Oleeg: Haben Sie denn in der Schriftstellerzunft Vorbilder?
Kastner: Nein.
Oleeg: Okay, versuchen wir es anders: Welche Autorenkollegen lesen Sie gern und warum?
Kastner: Karl May wegen seiner ungezügelten Lust zu fabulieren, seinen witzigen Dialogen und seiner Liebe zu den Menschen. Ian Fleming wegen seiner unvergleichlichen Meisterschaft im Beschreiben von Details und im Erzeugen von Atmosphäre. Philip José Farmer wegen der Art und Weise, althergebrachte Mythen in ein neues Gewand zu kleiden. Friedrich Dürrenmatt wegen seiner Kunst, Genrewerke zu schreiben, die das betreffende Genre reflektieren und durchbrechen.
Oleeg: Und welches ist Ihr Lieblingsbuch?
Kastner: Karl Mays Autobiographie ?Mein Leben und Streben?. Ein Werk, das ich jedem angehenden Schriftsteller ans Herz legen möchte.
Oleeg: Karl May?

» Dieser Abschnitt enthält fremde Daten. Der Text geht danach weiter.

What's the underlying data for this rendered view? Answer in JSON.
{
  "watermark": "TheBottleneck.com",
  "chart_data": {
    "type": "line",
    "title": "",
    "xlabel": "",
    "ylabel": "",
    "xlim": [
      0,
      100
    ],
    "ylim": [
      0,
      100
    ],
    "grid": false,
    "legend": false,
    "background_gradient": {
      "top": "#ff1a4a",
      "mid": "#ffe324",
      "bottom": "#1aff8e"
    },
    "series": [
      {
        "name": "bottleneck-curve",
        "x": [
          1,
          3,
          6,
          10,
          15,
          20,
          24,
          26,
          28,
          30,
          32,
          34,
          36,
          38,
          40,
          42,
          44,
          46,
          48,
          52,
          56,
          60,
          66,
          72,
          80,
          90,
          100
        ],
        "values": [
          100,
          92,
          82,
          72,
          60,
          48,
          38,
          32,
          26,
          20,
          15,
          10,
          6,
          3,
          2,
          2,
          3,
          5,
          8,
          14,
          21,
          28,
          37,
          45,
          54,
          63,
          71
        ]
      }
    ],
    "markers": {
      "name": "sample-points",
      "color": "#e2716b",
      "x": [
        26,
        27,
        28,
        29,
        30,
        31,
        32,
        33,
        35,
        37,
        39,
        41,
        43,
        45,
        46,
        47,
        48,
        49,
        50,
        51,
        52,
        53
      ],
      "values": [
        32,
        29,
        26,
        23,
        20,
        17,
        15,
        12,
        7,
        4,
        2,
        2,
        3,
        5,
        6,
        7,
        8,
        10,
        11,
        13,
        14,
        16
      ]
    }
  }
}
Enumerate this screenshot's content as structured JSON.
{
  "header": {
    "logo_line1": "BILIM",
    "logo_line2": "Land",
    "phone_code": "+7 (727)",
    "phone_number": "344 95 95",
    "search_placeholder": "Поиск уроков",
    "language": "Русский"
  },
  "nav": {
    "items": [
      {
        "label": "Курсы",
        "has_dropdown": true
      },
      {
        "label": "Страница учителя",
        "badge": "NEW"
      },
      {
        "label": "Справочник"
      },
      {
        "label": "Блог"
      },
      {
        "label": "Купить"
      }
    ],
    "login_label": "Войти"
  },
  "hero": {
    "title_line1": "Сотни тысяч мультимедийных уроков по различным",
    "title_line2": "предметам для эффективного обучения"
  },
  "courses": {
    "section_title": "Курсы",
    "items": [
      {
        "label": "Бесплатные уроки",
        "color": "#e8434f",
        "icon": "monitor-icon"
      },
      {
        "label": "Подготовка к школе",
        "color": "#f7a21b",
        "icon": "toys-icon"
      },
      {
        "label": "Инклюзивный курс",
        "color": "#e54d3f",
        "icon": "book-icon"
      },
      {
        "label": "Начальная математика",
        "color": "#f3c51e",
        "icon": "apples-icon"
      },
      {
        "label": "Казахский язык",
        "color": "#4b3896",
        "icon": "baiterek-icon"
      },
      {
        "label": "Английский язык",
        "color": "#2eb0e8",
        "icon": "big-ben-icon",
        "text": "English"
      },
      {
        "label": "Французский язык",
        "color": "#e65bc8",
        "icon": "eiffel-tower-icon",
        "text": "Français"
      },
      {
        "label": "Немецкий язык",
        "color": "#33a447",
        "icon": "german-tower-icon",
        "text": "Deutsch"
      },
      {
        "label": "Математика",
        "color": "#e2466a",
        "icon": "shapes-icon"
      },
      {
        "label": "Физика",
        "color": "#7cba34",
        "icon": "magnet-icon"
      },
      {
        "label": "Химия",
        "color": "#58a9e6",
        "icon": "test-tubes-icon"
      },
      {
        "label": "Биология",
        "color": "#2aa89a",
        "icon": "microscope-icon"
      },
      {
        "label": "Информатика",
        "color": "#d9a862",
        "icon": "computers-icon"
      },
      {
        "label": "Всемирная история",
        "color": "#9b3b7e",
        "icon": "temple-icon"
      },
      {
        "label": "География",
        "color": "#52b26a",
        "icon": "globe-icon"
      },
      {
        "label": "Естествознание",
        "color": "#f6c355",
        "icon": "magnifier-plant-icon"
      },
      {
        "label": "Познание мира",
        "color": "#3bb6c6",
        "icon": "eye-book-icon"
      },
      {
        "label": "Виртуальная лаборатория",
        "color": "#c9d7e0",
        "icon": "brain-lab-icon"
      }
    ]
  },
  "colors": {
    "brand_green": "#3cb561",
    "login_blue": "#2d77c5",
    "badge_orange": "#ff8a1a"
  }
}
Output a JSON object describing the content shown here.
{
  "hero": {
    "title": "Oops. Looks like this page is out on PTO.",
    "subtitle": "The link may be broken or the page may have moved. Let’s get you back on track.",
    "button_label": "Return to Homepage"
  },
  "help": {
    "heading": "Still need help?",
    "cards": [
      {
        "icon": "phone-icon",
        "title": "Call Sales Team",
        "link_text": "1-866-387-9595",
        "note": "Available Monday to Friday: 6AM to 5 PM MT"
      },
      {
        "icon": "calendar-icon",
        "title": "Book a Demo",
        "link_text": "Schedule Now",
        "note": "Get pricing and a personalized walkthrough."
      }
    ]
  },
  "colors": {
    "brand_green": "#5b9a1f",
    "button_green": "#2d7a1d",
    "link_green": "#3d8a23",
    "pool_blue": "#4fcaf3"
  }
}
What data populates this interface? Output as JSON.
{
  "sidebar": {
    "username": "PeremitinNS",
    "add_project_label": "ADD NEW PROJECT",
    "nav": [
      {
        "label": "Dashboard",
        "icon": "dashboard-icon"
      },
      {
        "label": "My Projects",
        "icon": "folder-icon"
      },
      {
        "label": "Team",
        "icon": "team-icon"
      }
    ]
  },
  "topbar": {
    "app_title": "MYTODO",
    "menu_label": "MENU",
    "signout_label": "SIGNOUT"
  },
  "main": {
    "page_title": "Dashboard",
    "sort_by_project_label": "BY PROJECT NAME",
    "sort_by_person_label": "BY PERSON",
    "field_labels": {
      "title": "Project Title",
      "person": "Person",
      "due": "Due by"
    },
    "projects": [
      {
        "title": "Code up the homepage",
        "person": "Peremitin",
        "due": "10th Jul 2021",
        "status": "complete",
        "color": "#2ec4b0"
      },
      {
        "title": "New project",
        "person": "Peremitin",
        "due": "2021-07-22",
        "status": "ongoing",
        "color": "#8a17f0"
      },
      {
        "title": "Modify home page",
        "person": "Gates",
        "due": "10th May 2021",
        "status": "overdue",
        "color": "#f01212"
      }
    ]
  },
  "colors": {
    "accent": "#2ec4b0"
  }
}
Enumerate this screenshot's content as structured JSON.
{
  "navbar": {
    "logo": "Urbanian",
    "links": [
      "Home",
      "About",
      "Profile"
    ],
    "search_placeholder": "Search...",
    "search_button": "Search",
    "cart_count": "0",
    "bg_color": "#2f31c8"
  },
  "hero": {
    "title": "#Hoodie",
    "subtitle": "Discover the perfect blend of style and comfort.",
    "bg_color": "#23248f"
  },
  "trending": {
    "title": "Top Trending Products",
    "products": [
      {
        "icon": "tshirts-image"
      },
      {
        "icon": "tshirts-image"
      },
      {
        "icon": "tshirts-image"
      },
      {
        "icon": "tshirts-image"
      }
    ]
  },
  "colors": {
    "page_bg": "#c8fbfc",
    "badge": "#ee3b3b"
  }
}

Ich meinte jetzt eigentlich ein literarisch wertvolles Buch, das Ihnen Essentielles fürs Leben mitgegeben hat.
Kastner: Ich auch.
Oleeg: Wenn Sie sich so um Ihre jungen Kollegen sorgen, wären Sie auch bereit, deren Manuskripte zu lesen, um ihnen wertvolle Tips zu geben?
Kastner: Wenn Sie mich so fragen: leider nein. Man lebt nur zweimal, einmal für den Job und dann natürlich auch fürs Privatleben. Da bleibt für ein drittes Leben als ehrenamtlicher Lektor keine Zeit. Eins der drei Leben würde unweigerlich darunter leiden und wenn es das ehrenamtliche Lektorenleben wäre, hätten die jungen Kollegen auch nichts davon.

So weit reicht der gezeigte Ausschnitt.